Zone 2 training enhances mitochondria’s function, which powers the cells in the body, utilizing fat as the primary energy source. By using fat as energy, the body can conserve more glycogen, which is the type of energy we use for high-intensity work and explosive movements. As a result, the gains from Zone 2 training will allow you to perform better in the higher zones of effort. This is why even world-class athletes dedicate a significant portion of their time to Zone 2 training.

Better Lactate Clearance

Because Zone 2 training develops Type 1 muscle fibers and improves the body’s ability to flush out lactate. When the body burns glucose to perform high-intensity movements, lactate forms.
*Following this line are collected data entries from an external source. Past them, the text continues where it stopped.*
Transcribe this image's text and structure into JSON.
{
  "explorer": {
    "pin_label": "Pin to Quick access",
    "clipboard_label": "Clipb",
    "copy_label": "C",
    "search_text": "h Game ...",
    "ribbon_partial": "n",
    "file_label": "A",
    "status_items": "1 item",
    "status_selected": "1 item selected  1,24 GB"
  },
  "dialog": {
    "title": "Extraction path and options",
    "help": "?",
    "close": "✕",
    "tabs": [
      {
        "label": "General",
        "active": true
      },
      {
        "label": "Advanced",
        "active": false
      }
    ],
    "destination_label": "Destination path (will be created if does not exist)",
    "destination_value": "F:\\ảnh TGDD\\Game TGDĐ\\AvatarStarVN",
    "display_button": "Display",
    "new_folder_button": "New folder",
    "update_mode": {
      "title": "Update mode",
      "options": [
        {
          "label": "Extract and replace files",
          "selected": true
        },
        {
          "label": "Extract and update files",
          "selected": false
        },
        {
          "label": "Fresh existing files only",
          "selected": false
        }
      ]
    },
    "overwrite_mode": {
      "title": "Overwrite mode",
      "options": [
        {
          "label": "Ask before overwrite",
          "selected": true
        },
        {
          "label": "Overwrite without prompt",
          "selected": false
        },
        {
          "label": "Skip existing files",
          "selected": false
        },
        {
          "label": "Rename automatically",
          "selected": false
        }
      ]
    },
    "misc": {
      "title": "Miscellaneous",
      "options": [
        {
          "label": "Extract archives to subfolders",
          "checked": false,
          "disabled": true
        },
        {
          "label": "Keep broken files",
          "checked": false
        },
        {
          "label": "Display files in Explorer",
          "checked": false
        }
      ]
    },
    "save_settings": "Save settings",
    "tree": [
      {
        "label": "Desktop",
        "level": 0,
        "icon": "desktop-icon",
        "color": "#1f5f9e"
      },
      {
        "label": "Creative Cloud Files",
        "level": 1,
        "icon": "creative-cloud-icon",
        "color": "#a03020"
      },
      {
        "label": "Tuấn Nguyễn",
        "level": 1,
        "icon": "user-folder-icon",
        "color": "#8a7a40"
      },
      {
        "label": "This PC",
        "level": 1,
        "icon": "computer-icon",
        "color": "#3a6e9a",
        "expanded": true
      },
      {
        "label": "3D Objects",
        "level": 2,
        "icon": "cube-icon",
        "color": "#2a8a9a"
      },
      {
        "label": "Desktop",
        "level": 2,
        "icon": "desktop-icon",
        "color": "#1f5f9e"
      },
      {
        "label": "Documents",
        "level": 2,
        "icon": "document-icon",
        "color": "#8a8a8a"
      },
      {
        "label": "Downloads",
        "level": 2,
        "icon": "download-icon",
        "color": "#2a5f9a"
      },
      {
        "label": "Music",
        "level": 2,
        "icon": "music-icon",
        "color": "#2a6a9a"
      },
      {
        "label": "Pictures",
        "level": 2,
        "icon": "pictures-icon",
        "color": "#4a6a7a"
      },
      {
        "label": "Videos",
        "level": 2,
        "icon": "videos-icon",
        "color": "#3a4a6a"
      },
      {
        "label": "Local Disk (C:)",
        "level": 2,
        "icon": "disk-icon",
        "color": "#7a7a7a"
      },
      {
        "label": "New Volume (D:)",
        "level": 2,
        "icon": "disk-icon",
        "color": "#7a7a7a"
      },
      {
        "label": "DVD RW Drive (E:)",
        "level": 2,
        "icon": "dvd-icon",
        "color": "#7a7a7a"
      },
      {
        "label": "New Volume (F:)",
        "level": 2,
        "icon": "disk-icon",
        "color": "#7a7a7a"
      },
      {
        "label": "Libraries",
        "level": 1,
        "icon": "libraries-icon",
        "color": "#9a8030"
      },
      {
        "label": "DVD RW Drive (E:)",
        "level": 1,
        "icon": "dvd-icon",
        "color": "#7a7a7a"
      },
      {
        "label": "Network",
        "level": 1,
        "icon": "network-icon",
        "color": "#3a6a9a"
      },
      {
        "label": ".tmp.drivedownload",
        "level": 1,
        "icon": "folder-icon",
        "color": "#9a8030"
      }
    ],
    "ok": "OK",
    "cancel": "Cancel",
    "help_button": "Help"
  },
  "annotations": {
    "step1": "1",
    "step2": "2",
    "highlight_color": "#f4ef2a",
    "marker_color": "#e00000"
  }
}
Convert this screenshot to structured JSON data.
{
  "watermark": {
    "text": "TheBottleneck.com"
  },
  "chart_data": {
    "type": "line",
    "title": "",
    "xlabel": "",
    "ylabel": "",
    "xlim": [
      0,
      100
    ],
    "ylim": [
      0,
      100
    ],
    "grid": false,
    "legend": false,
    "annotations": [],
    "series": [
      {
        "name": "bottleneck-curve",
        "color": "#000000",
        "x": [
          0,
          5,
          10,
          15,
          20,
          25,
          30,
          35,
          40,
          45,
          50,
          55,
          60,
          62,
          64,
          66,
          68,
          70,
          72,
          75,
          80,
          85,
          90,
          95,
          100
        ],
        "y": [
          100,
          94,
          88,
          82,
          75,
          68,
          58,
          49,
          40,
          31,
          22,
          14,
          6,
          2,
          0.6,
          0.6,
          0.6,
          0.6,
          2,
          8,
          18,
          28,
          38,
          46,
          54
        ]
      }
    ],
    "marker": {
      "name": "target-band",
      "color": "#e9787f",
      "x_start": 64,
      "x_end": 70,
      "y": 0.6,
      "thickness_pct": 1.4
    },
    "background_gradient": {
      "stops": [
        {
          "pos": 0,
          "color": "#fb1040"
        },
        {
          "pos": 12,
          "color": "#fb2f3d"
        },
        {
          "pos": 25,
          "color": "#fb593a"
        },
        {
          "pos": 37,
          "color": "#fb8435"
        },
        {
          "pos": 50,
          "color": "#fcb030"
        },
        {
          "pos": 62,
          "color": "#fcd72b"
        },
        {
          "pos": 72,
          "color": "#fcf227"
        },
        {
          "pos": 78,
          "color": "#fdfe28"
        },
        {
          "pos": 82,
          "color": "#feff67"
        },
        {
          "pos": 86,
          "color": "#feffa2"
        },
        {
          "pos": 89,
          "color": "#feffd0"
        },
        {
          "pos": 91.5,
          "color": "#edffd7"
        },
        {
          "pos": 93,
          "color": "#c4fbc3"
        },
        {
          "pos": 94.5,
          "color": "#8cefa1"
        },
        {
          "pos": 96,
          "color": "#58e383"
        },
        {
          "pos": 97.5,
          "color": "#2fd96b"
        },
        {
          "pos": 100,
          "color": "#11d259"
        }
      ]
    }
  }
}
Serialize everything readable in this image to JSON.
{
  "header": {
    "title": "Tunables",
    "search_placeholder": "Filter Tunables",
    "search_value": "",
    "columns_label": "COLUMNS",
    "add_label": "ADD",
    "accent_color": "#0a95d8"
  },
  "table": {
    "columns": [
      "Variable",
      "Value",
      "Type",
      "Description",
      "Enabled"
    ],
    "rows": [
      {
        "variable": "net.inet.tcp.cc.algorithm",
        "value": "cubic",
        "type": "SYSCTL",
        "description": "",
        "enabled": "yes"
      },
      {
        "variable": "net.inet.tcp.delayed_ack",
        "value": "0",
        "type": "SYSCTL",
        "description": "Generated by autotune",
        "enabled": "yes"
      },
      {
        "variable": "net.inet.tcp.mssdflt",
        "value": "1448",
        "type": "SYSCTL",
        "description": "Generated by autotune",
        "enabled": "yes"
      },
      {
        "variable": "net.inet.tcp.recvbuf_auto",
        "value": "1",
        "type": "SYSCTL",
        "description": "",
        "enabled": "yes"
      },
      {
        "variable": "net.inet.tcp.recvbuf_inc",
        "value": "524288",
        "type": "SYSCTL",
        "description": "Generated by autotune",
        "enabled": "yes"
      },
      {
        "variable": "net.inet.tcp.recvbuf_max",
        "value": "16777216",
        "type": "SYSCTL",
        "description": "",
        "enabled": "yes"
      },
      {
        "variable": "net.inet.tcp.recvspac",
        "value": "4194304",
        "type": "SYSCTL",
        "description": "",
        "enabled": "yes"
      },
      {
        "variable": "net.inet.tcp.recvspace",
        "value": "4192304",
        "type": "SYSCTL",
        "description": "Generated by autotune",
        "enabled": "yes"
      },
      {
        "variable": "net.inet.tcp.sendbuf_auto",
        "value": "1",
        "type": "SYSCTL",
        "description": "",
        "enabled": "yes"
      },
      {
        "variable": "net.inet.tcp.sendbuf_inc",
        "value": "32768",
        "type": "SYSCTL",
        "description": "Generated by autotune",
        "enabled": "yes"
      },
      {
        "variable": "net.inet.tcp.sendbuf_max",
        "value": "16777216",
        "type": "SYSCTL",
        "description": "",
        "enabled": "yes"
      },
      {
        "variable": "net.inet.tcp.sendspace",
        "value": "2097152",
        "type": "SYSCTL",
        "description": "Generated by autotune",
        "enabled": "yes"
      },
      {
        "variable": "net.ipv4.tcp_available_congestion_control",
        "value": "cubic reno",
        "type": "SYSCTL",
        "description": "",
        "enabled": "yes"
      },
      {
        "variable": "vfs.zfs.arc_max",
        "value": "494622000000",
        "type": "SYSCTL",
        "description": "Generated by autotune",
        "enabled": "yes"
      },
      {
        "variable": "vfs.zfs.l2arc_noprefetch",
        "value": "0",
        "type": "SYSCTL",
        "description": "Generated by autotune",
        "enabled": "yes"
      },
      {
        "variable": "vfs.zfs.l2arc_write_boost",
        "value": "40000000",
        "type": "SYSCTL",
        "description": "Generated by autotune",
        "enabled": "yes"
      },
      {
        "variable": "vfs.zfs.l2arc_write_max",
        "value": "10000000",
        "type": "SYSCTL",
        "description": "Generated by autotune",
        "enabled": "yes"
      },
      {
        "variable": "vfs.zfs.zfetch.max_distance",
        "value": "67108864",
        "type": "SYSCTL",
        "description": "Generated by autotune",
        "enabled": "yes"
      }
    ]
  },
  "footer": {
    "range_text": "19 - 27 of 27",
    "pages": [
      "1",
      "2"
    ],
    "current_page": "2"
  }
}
The more lactate that builds up, the less work the muscle can perform. Zone 2 training enhances Type 1 muscle fibers’ ability to scoop up the lactate for reuse by the mitochondria.

Better Heart Health

Aerobic exercise in Zone 2 increases the amount of blood the heart can pump out, making you feel more energized when in motion and more relaxed when at rest. On the same token, the body can transport oxygen more efficiently and at a greater volume (VO2 max) than before. You’ll also be able to recover more quickly from higher-intensity intervals.

Better Recovery

Zone 2 training primes your body for recovery, promoting the rebuild rather than the breakdown of muscles. This is why many high-intensity athletes like powerlifters include steady-state training in their weekly routines.

Accessible for Most People

Zone 2 is great because most people can consistently train in this manner throughout their lifetime with little risk of injury. You don’t have to be an athlete to enjoy all the cardiovascular benefits of steady aerobic training.

The best exercise regimen is the one that you enjoy and can stick to. What works wonders for one person may not be right for you. Safety comes first. Experiment with different exercises and adapt your routine to your goals and fitness level. By training at varying heart rate zones, you can maximize your overall fitness. If you have existing health issues, consult your doctor before performing strenuous physical activity.